Experience was gained in entering the Targa Florio and Le Mans, and with the interest of the German drinks manufacturer, Jaegermeister, firmly secured, the Max Moritz Racing Team went from strength to strength. Fortunately for Moritz, the CEO of the famous drinks firm was on a quest to take over the world, at least in the sphere of herbal liqueurs, and the company’s marketing campaign ensured that the wheels of the Moritz Porsches kept turning.
The years between 1973-1979 saw the most closely fought duels in the GT ranks witnessed to date, as the striking orange Jaegermeister Moritz Porsches made a name for themselves, internationally. And it was this international exposure that the Jaegermeister company wanted, and get it they did. The familiar orange Jaegermeister colouring on Porsches, and later other brands too, has become synonymous with this era of motorsport. The branding could also later be found on the Porsche 962.
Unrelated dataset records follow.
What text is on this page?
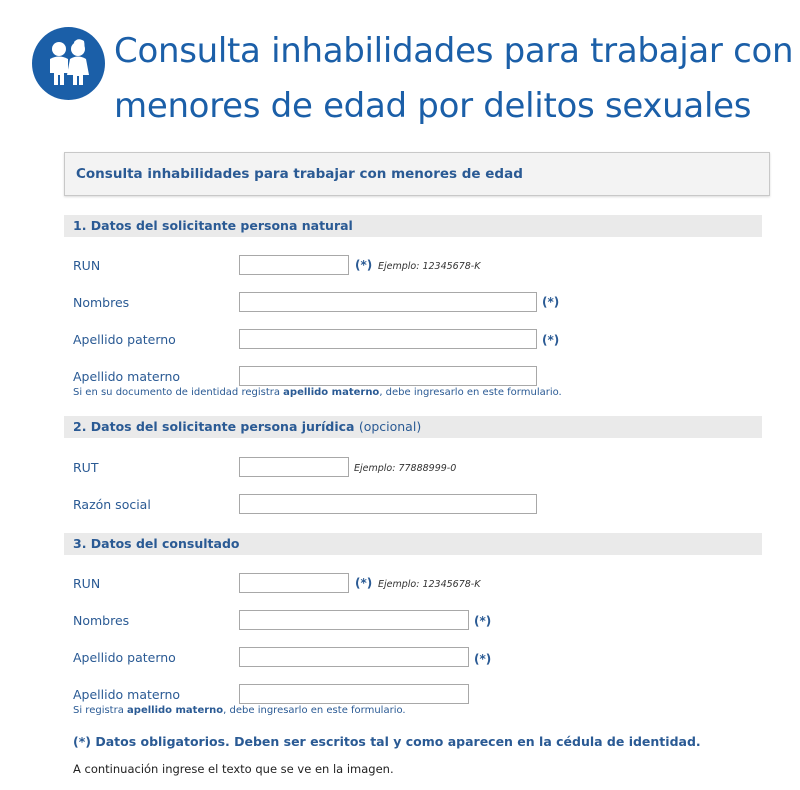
Consulta inhabilidades para trabajar con menores de edad por delitos sexuales
Consulta inhabilidades para trabajar con menores de edad
1. Datos del solicitante persona natural
RUN	(*) Ejemplo: 12345678-K
Nombres	(*)
Apellido paterno	(*)
Apellido materno
Si en su documento de identidad registra apellido materno, debe ingresarlo en este formulario.
2. Datos del solicitante persona jurídica (opcional)
RUT	Ejemplo: 77888999-0
Razón social
3. Datos del consultado
RUN	(*) Ejemplo: 12345678-K
Nombres	(*)
Apellido paterno	(*)
Apellido materno
Si registra apellido materno, debe ingresarlo en este formulario.
(*) Datos obligatorios. Deben ser escritos tal y como aparecen en la cédula de identidad.
A continuación ingrese el texto que se ve en la imagen.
So successful was the Jaegermeister Moritz team that the drivers associated with the team read like a ‘who is who’ of motor racing at the time. Some of these names included Jacky Ickx, Jürgen Barth, Bob Wollek, Manfred Schurti, Edgar Doren, Helmut Kelleners and Derek Bell. To show how strong the privateer teams were through the ‘70s, one just needs to look at the results of the 1979 Le Mans 24 Hours. Here the privateer Kremer team won the coveted trophy and also took third place with the Dick Barbour team taking second place. Admittedly this was not the Max Moritz team, but it just shows the level to which the privateer teams had risen when driving Porsche machinery during the period covered by this book.
This success was the inspiration for a host of scale models that were created in the Jaegermeister colours, and a separate chapter is devoted to this in the book. Towards the rear of the book is a complete list of achievements racked up by the Max Moritz team, from the 914/6 right through to the 935s of 1979. The book is packed with fantastic photos, both colour and B&W, and both professional as well as amateur. This mix of photography simply adds to the rich history that the Max Moritz team created during those heady days of the 1970s.
The pages are punctuated with images of significant and relevant racing memorabilia, newspaper clippings and press material, as well as images of the various cups and trophies that the team won. The Max Moritz Racing Team was not the largest privateer team by any means, but they punched well above their weight.
The presentation of this publication is top class, and the images range from small mugshots to full double-page spreads in full colour. Although the book is written entirely in German, the photographs tell the story. And while you are waiting for your copy to arrive through the post, you can enrol with one of the many German language courses on the internet, and when your book arrives you should already be up to speed at a basic level. Enjoy!!